Privacy lessons from the fitness fiasco
Most of us already recognise that technology has the potential to wipe out our privacy, if checks and balances are not in place – or at least I hope we do! What’s scary then in the recent hoo-hah about fitness trackers revealing secret locations is that it shows how bad we are – both as users and as technology developers – at spotting those privacy risks ahead of time.
Soldiers and other security staff have been warned for years against revealing their location via social networks. The risks are obvious: in 2007, Iraqi insurgents used geotagged photos to locate and destroy four US attack helicopters, for instance. More recently, geotagged selfies contradicted official Russian claims by revealing Russian soldiers in Ukraine, fighting alongside Ukrainian rebels.

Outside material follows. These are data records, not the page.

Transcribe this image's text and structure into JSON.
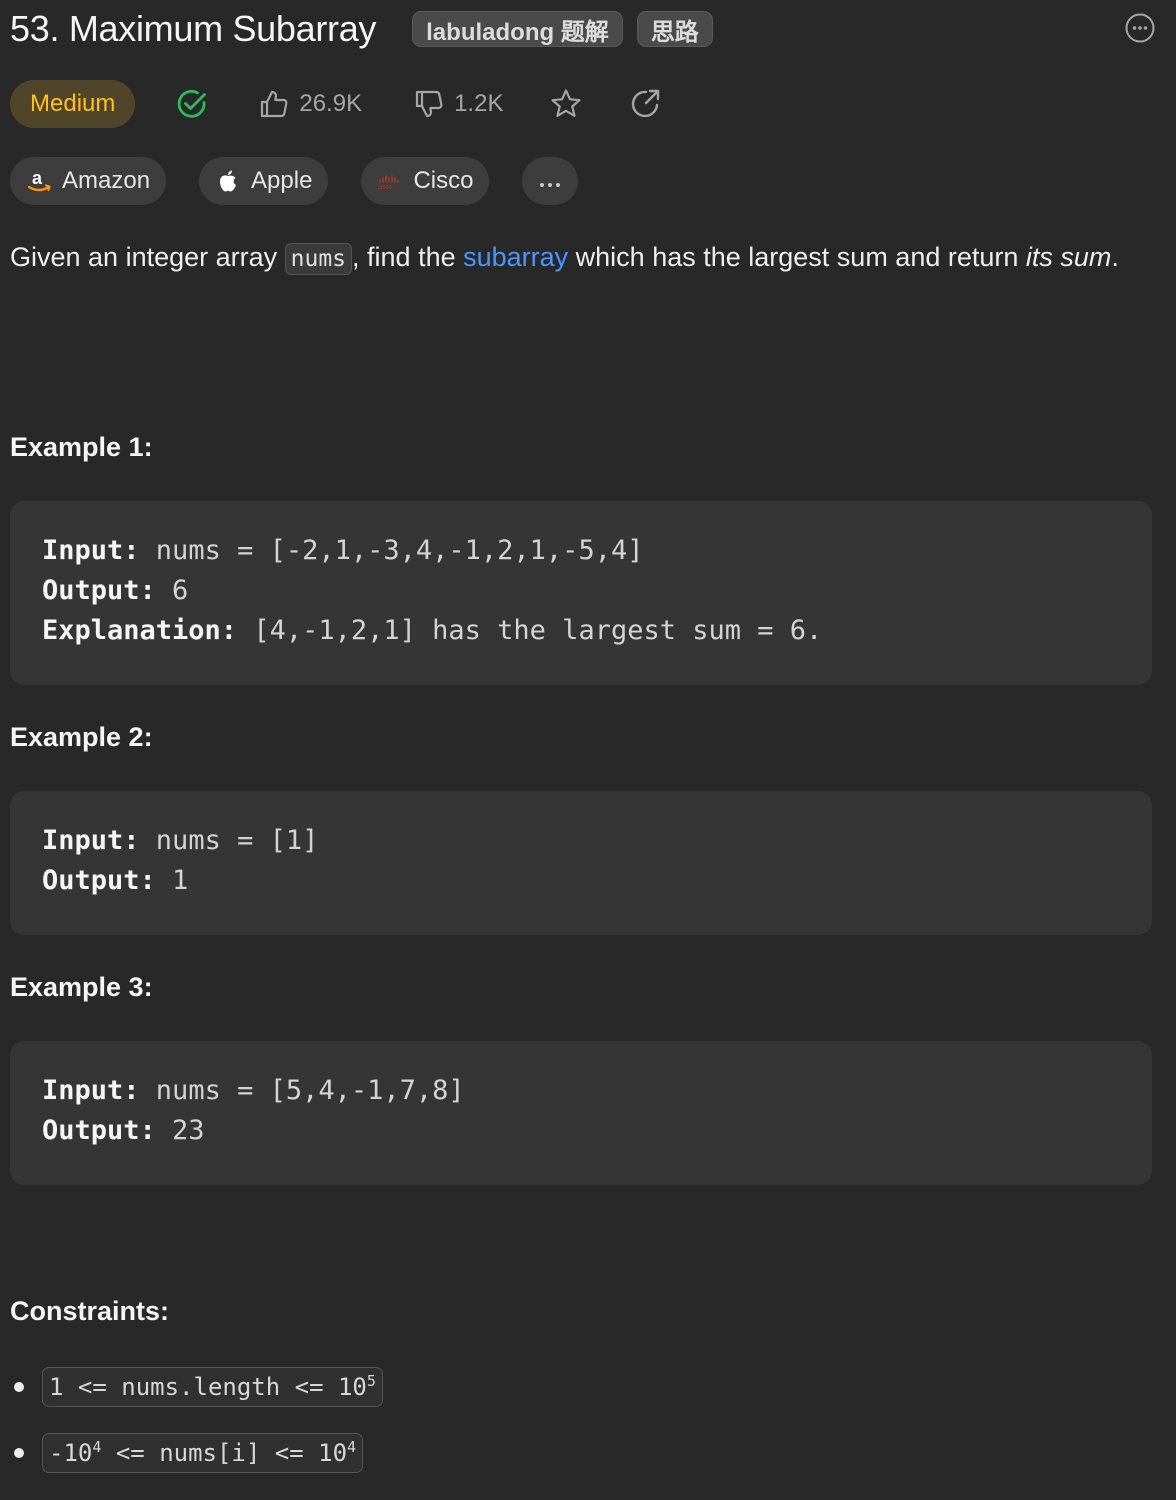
{
  "problem": {
    "title": "53. Maximum Subarray",
    "tag_buttons": [
      "labuladong 题解",
      "思路"
    ],
    "difficulty": "Medium",
    "likes": "26.9K",
    "dislikes": "1.2K"
  },
  "companies": [
    "Amazon",
    "Apple",
    "Cisco"
  ],
  "description": {
    "p1": "Given an integer array ",
    "code": "nums",
    "p2": ", find the ",
    "link": "subarray",
    "p3": " which has the largest sum and return ",
    "em": "its sum",
    "p4": "."
  },
  "examples": [
    {
      "heading": "Example 1:",
      "input_label": "Input:",
      "input": " nums = [-2,1,-3,4,-1,2,1,-5,4]",
      "output_label": "Output:",
      "output": " 6",
      "explanation_label": "Explanation:",
      "explanation": " [4,-1,2,1] has the largest sum = 6."
    },
    {
      "heading": "Example 2:",
      "input_label": "Input:",
      "input": " nums = [1]",
      "output_label": "Output:",
      "output": " 1"
    },
    {
      "heading": "Example 3:",
      "input_label": "Input:",
      "input": " nums = [5,4,-1,7,8]",
      "output_label": "Output:",
      "output": " 23"
    }
  ],
  "constraints": {
    "heading": "Constraints:",
    "c1": {
      "pre": "1 <= nums.length <= 10",
      "exp": "5"
    },
    "c2": {
      "pre1": "-10",
      "exp1": "4",
      "mid": " <= nums[i] <= 10",
      "exp2": "4"
    }
  },
  "icons": {
    "more": "more-horizontal-circle-icon",
    "solved": "check-circle-icon",
    "like": "thumbs-up-icon",
    "dislike": "thumbs-down-icon",
    "star": "star-icon",
    "share": "share-icon"
  },
  "colors": {
    "background": "#282828",
    "difficulty_bg": "#514529",
    "difficulty_text": "#ffc01e",
    "solved": "#2cbb5d",
    "link": "#4a96ff"
  }
}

Yet here we are, with people acting all surprised that, when the Strava fitness tracking app openly publishes its users’ location and movement data, it reveals where soldiers exercise, as well as civilians.
You have to wonder what on earth those military users thought they were doing, leaving a tracker wirelessly-connected when they’ve been warned for years about geotagged photos, Facebook Places, Foursquare and all the rest. Did they fail to spot the privacy options on their Strava settings page? (It’s easily done – they are buried a few layers down.) Or did they, as so many of us do, assume that it’s just ephemeral data, of no interest to anyone else?
The tracking scare should remind everyone, not just the world’s militaries, that even a direct order is sometimes not enough. And if it’s an indirect order or mere advice, you’re lucky these days if the recipient scans the first paragraph before muttering “Whatever” and clicking Accept. There must be training too, plus active checks on compliance and probably some form of pen-testing or white-hat hacking.
Beyond that, it also shows why – as the GDPR will require – you need to get a user to actively opt-in to data processing, and why it must be informed consent. Simply providing an opt-out, without a clear explanation of the risks, is nowhere near enough.
To be fair, Strava does recognise that some individuals want anonymity. In a statement it said, “Our global heatmap represents an aggregated and anonymized view of over a billion activities uploaded to our platform. It excludes activities that have been marked as private and user-defined privacy zones.”
Real anonymity is hard
The problem is that this concept of anonymity looks too much like, “Oh, that could be just anyone out there, jogging around Area 51 or that Syrian airbase!” If any more proof were needed that some people in technology have no idea what anonymisation really means, this is it.
There’s a whole bunch of lessons in here, both for Strava and the rest of us. I’ve already mentioned a couple – that privacy needs to be the default, not an opt-out extra, and that anonymisation doesn’t just mean taking the names out. Another is that there is nothing intrinsically good in big data, it’s all in how it’s used – and in who’s using it.
And perhaps it’s also to beware vanity, although that can be a tough challenge for the Instagram generation. Whether it’s soldiers keen to be top of the exercise leaderboard or app developers trumpeting how many million users they have, they’re showing off. Wanting to do your best is one thing, but as the saying goes, pride comes before a fall.